“Obese women are 2½ times more likely to suffer a potentially fatal blood clot in the lung during pregnancy”, The Sun reports. The Daily Mail said that “these women are more likely to have a sedentary lifestyle, which leads to problems with their circulation which are exacerbated when they conceive”.
The newspaper stories are based on a study of women who experienced a blood clot during pregnancy. The research found that obesity was linked to an increased likelihood of pulmonary embolism: a blood clot that travels to the lung. Although this study is relatively small, it provides useful information about the current practice of diagnosis and management of pulmonary embolism during pregnancy in the UK.
Pregnancy is recognised as a time when a woman is at increased risk of developing blood clots in the legs (DVT), which can travel to the lungs (pulmonary embolism), although the risk is small. Likewise, obesity and reduced mobility are known risk factors for this occurrence. The findings from this study that more of the cases of blood clot occurred in obese pregnant women fits in with findings from previous research.
Dr Marian Knight carried out this research on behalf of the UK Obstetric Surveillance System (UKOSS). The research was supported by grants to individuals and to the Perinatal Epidemiology Unit by the Department for Health. It was published in the peer-reviewed medical journal: British Journal of Obstetrics and Gynaecology.
The study behind these stories is a case–control study. Women who’d had a pulmonary embolism during pregnancy between February 2005 and August 2006 (defined as the cases) were recruited through 229 UK hospitals. This provided a representative sample of all births in the UK during this time span. Pulmonary embolism was defined as a confirmed embolism through imaging, at surgery or post-mortem, or if the woman had a diagnosis of embolism from their clinician and had received anticoagulation therapy for more than a week.
The doctors who referred a case to the study also provided information about other potential risk factors, patient care and outcomes. Potential risk factors included age, ethnicity, socio-economic group, marital status, smoking status, BMI, history of thrombosis, family history of thrombosis, recent bedrest, recent long-haul travel, DVT in pregnancy, surgery in pregnancy, number of previous pregnancies and carrying twins.
To provide a control group of women for comparison, the doctors who referred the cases each identified two women who had not suffered from pulmonary embolism during their pregnancy and who had given birth immediately before the selected case. As with the cases, the clinicians provided information about risk factors for each woman.

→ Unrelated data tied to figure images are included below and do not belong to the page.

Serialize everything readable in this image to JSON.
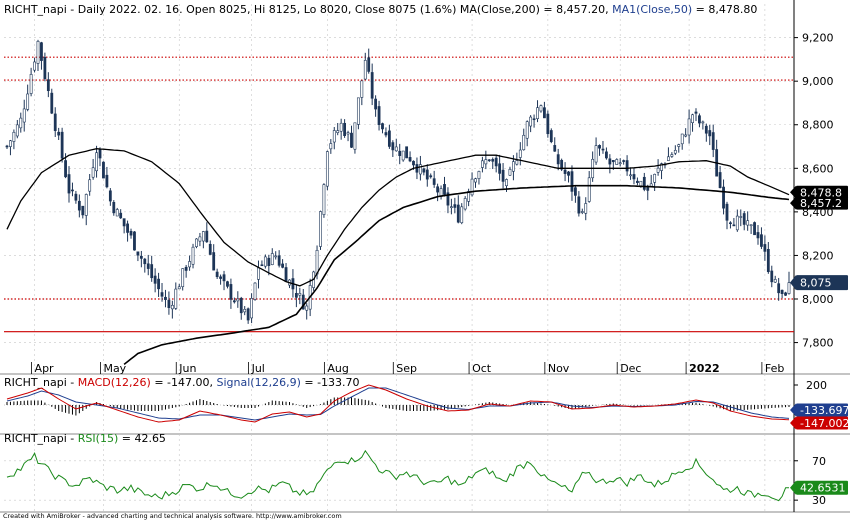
{
  "colors": {
    "background": "#ffffff",
    "grid": "#c8c8c8",
    "candle_up": "#ffffff",
    "candle_down": "#1d3557",
    "candle_outline": "#1d3557",
    "ma200": "#000000",
    "ma50": "#000000",
    "hline_dotted": "#cc0000",
    "hline_solid": "#cc0000",
    "macd": "#cc0000",
    "signal": "#1f3f8f",
    "macd_hist": "#000000",
    "rsi": "#1a8a1a",
    "label_close_bg": "#1d3557",
    "label_ma_bg": "#000000",
    "label_signal_bg": "#1f3f8f",
    "label_macd_bg": "#cc0000",
    "label_rsi_bg": "#1a8a1a"
  },
  "price_panel": {
    "title_parts": [
      {
        "text": "RICHT_napi - Daily 2022. 02. 16. Open 8025, Hi 8125, Lo 8020, Close 8075 (1.6%) ",
        "color": "#000000"
      },
      {
        "text": "MA(Close,200) = 8,457.20, ",
        "color": "#000000"
      },
      {
        "text": "MA1(Close,50)",
        "color": "#1f3f8f"
      },
      {
        "text": " = 8,478.80",
        "color": "#000000"
      }
    ],
    "labels": {
      "ma50": "8,478.8",
      "ma200": "8,457.2",
      "close": "8,075"
    }
  },
  "macd_panel": {
    "title_parts": [
      {
        "text": "RICHT_napi - ",
        "color": "#000000"
      },
      {
        "text": "MACD(12,26)",
        "color": "#cc0000"
      },
      {
        "text": " = -147.00, ",
        "color": "#000000"
      },
      {
        "text": "Signal(12,26,9)",
        "color": "#1f3f8f"
      },
      {
        "text": " = -133.70",
        "color": "#000000"
      }
    ],
    "labels": {
      "signal": "-133.697",
      "macd": "-147.002"
    },
    "ytick": "200"
  },
  "rsi_panel": {
    "title_parts": [
      {
        "text": "RICHT_napi - ",
        "color": "#000000"
      },
      {
        "text": "RSI(15)",
        "color": "#1a8a1a"
      },
      {
        "text": " = 42.65",
        "color": "#000000"
      }
    ],
    "labels": {
      "rsi": "42.6531"
    },
    "yticks": [
      "70",
      "30"
    ]
  },
  "footer": "Created with AmiBroker - advanced charting and technical analysis software. http://www.amibroker.com",
  "chart_data": {
    "type": "candlestick",
    "ticker": "RICHT_napi",
    "interval": "Daily",
    "last_bar": {
      "date": "2022. 02. 16.",
      "open": 8025,
      "high": 8125,
      "low": 8020,
      "close": 8075,
      "change_pct": 1.6
    },
    "x_tick_labels": [
      "Apr",
      "May",
      "Jun",
      "Jul",
      "Aug",
      "Sep",
      "Oct",
      "Nov",
      "Dec",
      "2022",
      "Feb"
    ],
    "x_tick_index": [
      8,
      28,
      50,
      71,
      93,
      113,
      135,
      157,
      178,
      198,
      220
    ],
    "y_ticks": [
      7800,
      8000,
      8200,
      8400,
      8600,
      8800,
      9000,
      9200
    ],
    "ylim": [
      7720,
      9290
    ],
    "hlines": [
      {
        "value": 9110,
        "style": "dotted"
      },
      {
        "value": 9005,
        "style": "dotted"
      },
      {
        "value": 8000,
        "style": "dotted"
      },
      {
        "value": 7850,
        "style": "solid"
      }
    ],
    "close_path": [
      [
        0,
        8700
      ],
      [
        4,
        8820
      ],
      [
        9,
        9180
      ],
      [
        12,
        8950
      ],
      [
        18,
        8500
      ],
      [
        22,
        8400
      ],
      [
        26,
        8700
      ],
      [
        30,
        8450
      ],
      [
        36,
        8280
      ],
      [
        42,
        8100
      ],
      [
        47,
        7960
      ],
      [
        52,
        8150
      ],
      [
        57,
        8320
      ],
      [
        61,
        8100
      ],
      [
        66,
        8000
      ],
      [
        70,
        7900
      ],
      [
        73,
        8150
      ],
      [
        78,
        8200
      ],
      [
        83,
        8050
      ],
      [
        87,
        7960
      ],
      [
        90,
        8250
      ],
      [
        93,
        8700
      ],
      [
        97,
        8800
      ],
      [
        100,
        8720
      ],
      [
        104,
        9100
      ],
      [
        107,
        8850
      ],
      [
        112,
        8700
      ],
      [
        117,
        8650
      ],
      [
        122,
        8550
      ],
      [
        126,
        8480
      ],
      [
        131,
        8380
      ],
      [
        135,
        8560
      ],
      [
        140,
        8650
      ],
      [
        145,
        8520
      ],
      [
        151,
        8800
      ],
      [
        155,
        8900
      ],
      [
        159,
        8650
      ],
      [
        163,
        8550
      ],
      [
        167,
        8380
      ],
      [
        171,
        8700
      ],
      [
        175,
        8620
      ],
      [
        180,
        8600
      ],
      [
        186,
        8500
      ],
      [
        190,
        8620
      ],
      [
        195,
        8700
      ],
      [
        199,
        8850
      ],
      [
        204,
        8750
      ],
      [
        206,
        8580
      ],
      [
        209,
        8380
      ],
      [
        213,
        8350
      ],
      [
        218,
        8300
      ],
      [
        222,
        8100
      ],
      [
        225,
        8000
      ],
      [
        227,
        8075
      ]
    ],
    "ma200_path": [
      [
        34,
        7700
      ],
      [
        38,
        7750
      ],
      [
        45,
        7790
      ],
      [
        55,
        7820
      ],
      [
        66,
        7845
      ],
      [
        76,
        7870
      ],
      [
        84,
        7930
      ],
      [
        90,
        8050
      ],
      [
        95,
        8180
      ],
      [
        101,
        8260
      ],
      [
        108,
        8360
      ],
      [
        115,
        8420
      ],
      [
        125,
        8470
      ],
      [
        136,
        8495
      ],
      [
        150,
        8510
      ],
      [
        165,
        8520
      ],
      [
        180,
        8520
      ],
      [
        195,
        8510
      ],
      [
        210,
        8490
      ],
      [
        222,
        8465
      ],
      [
        227,
        8457
      ]
    ],
    "ma50_path": [
      [
        0,
        8320
      ],
      [
        4,
        8450
      ],
      [
        10,
        8580
      ],
      [
        18,
        8660
      ],
      [
        26,
        8690
      ],
      [
        34,
        8680
      ],
      [
        42,
        8630
      ],
      [
        50,
        8530
      ],
      [
        57,
        8380
      ],
      [
        63,
        8260
      ],
      [
        70,
        8170
      ],
      [
        76,
        8120
      ],
      [
        81,
        8080
      ],
      [
        85,
        8060
      ],
      [
        89,
        8090
      ],
      [
        93,
        8200
      ],
      [
        98,
        8320
      ],
      [
        103,
        8420
      ],
      [
        108,
        8500
      ],
      [
        113,
        8560
      ],
      [
        118,
        8600
      ],
      [
        124,
        8620
      ],
      [
        130,
        8640
      ],
      [
        136,
        8660
      ],
      [
        142,
        8660
      ],
      [
        148,
        8640
      ],
      [
        154,
        8620
      ],
      [
        160,
        8600
      ],
      [
        166,
        8600
      ],
      [
        172,
        8600
      ],
      [
        180,
        8600
      ],
      [
        188,
        8610
      ],
      [
        195,
        8630
      ],
      [
        203,
        8635
      ],
      [
        210,
        8610
      ],
      [
        215,
        8560
      ],
      [
        221,
        8520
      ],
      [
        227,
        8479
      ]
    ],
    "macd_ylim": [
      -250,
      250
    ],
    "macd_path": [
      [
        0,
        60
      ],
      [
        6,
        120
      ],
      [
        10,
        170
      ],
      [
        15,
        60
      ],
      [
        20,
        -40
      ],
      [
        26,
        20
      ],
      [
        32,
        -50
      ],
      [
        38,
        -120
      ],
      [
        44,
        -170
      ],
      [
        50,
        -150
      ],
      [
        56,
        -60
      ],
      [
        62,
        -100
      ],
      [
        68,
        -150
      ],
      [
        72,
        -170
      ],
      [
        77,
        -90
      ],
      [
        82,
        -70
      ],
      [
        87,
        -120
      ],
      [
        91,
        -90
      ],
      [
        95,
        40
      ],
      [
        100,
        130
      ],
      [
        105,
        200
      ],
      [
        110,
        150
      ],
      [
        116,
        60
      ],
      [
        122,
        -10
      ],
      [
        128,
        -60
      ],
      [
        134,
        -50
      ],
      [
        140,
        10
      ],
      [
        146,
        -10
      ],
      [
        152,
        40
      ],
      [
        158,
        30
      ],
      [
        164,
        -40
      ],
      [
        170,
        -30
      ],
      [
        176,
        0
      ],
      [
        182,
        -20
      ],
      [
        188,
        -10
      ],
      [
        194,
        10
      ],
      [
        200,
        50
      ],
      [
        205,
        20
      ],
      [
        210,
        -60
      ],
      [
        216,
        -110
      ],
      [
        222,
        -140
      ],
      [
        227,
        -147
      ]
    ],
    "signal_path": [
      [
        0,
        40
      ],
      [
        6,
        90
      ],
      [
        10,
        140
      ],
      [
        15,
        100
      ],
      [
        20,
        30
      ],
      [
        26,
        0
      ],
      [
        32,
        -30
      ],
      [
        38,
        -80
      ],
      [
        44,
        -130
      ],
      [
        50,
        -140
      ],
      [
        56,
        -100
      ],
      [
        62,
        -100
      ],
      [
        68,
        -130
      ],
      [
        72,
        -150
      ],
      [
        77,
        -120
      ],
      [
        82,
        -90
      ],
      [
        87,
        -100
      ],
      [
        91,
        -95
      ],
      [
        95,
        -10
      ],
      [
        100,
        80
      ],
      [
        105,
        170
      ],
      [
        110,
        170
      ],
      [
        116,
        100
      ],
      [
        122,
        30
      ],
      [
        128,
        -30
      ],
      [
        134,
        -45
      ],
      [
        140,
        -10
      ],
      [
        146,
        -10
      ],
      [
        152,
        20
      ],
      [
        158,
        30
      ],
      [
        164,
        -10
      ],
      [
        170,
        -25
      ],
      [
        176,
        -10
      ],
      [
        182,
        -15
      ],
      [
        188,
        -10
      ],
      [
        194,
        0
      ],
      [
        200,
        35
      ],
      [
        205,
        30
      ],
      [
        210,
        -20
      ],
      [
        216,
        -80
      ],
      [
        222,
        -120
      ],
      [
        227,
        -134
      ]
    ],
    "rsi_ylim": [
      20,
      85
    ],
    "rsi_path": [
      [
        0,
        55
      ],
      [
        4,
        62
      ],
      [
        8,
        74
      ],
      [
        12,
        60
      ],
      [
        16,
        50
      ],
      [
        20,
        45
      ],
      [
        24,
        52
      ],
      [
        28,
        44
      ],
      [
        32,
        40
      ],
      [
        36,
        42
      ],
      [
        40,
        36
      ],
      [
        44,
        33
      ],
      [
        48,
        38
      ],
      [
        52,
        45
      ],
      [
        56,
        42
      ],
      [
        60,
        48
      ],
      [
        64,
        38
      ],
      [
        68,
        35
      ],
      [
        72,
        42
      ],
      [
        76,
        40
      ],
      [
        80,
        47
      ],
      [
        84,
        38
      ],
      [
        88,
        35
      ],
      [
        92,
        55
      ],
      [
        96,
        72
      ],
      [
        100,
        70
      ],
      [
        104,
        78
      ],
      [
        108,
        62
      ],
      [
        112,
        54
      ],
      [
        116,
        58
      ],
      [
        120,
        50
      ],
      [
        124,
        46
      ],
      [
        128,
        52
      ],
      [
        132,
        44
      ],
      [
        136,
        58
      ],
      [
        140,
        60
      ],
      [
        144,
        48
      ],
      [
        148,
        62
      ],
      [
        152,
        70
      ],
      [
        156,
        52
      ],
      [
        160,
        45
      ],
      [
        164,
        38
      ],
      [
        168,
        60
      ],
      [
        172,
        48
      ],
      [
        176,
        52
      ],
      [
        180,
        48
      ],
      [
        184,
        55
      ],
      [
        188,
        45
      ],
      [
        192,
        52
      ],
      [
        196,
        62
      ],
      [
        200,
        68
      ],
      [
        204,
        55
      ],
      [
        208,
        40
      ],
      [
        212,
        42
      ],
      [
        216,
        35
      ],
      [
        220,
        38
      ],
      [
        224,
        32
      ],
      [
        227,
        42.65
      ]
    ]
  }
}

The reports about embolisms covered the entire cohort of UK births, so the researcher was able to work out the incidence (the number of new cases over time) of pulmonary embolism in the UK. To make sure cases weren’t missed, the researchers contacted all radiology departments and asked them to report any cases of pulmonary embolism in pregnant women with their year of birth and date of diagnosis. They also checked data from the confidential enquiry into maternal and child health (CEMACH). If additional cases were identified in this way, the researcher contacted clinicians for more information on the case. In other parts of the study, the researchers described the diagnosis, prophylaxis, treatment and outcomes for the women who had pulmonary embolism.
The researchers found that there were 143 cases of pulmonary embolism out of a total 1,132,964 pregnancies between February 2005 and August 2006. This result shows that pulmonary embolism is extremely rare, with about 1.3 occurrences per 10,000 women.
The analysis included 141 of women with a pulmonary embolism and 259 women in the control group. Of the risk factors taken into account, only two were significantly linked to the experience of pulmonary embolism: high BMI, and higher parity (i.e. having had more than one child). Women who had a pulmonary embolism were more than 2.5 times more likely to have a BMI over 30 than women who didn’t have an embolism. They were also 5.6 times more likely to have had one previous childbirth.
For other risk factors, e.g. long haul travel, history of thrombosis, twin pregnancy and history of bedrest, the study was underpowered; in other words, there were not enough people in the groups to assess whether these affected the risk.
The researchers conclude that the main risk factors for antenatal pulmonary embolism are having had one or more previous children and obesity. They say that even though their study is large (covering all UK births in a particular time period), there was not enough information to detect other significant differences. They say that this highlights the need for extensive, multinational studies of rare conditions such as pulmonary embolism.
This large study represents, within reason, the picture of pulmonary embolism (both fatal and non-fatal) in pregnant UK women. It is subject to some weaknesses, which the researcher discusses:
The most important message is that pulmonary embolism is extremely rare. It occurs in about one in every 7,700 pregnancies.
The use of a relative measure of risk, that is, saying that obese women are 2.5 times more likely to experience a pulmonary embolism, doesn’t communicate just how rare it is. The study has some weaknesses, but until larger multinational studies are conducted, it will be hard to understand fully the relationship between weight and the risk of pulmonary embolism.
Women of all weights should not be overly alarmed at the results of this study. Pulmonary embolism is extremely rare and health professionals involved in childbirth are aware of the risk factors; however, sensible eating and gentle exercise are beneficial for both mother and baby.
Still another reason to lose weight; 3,000 extra steps a day would help.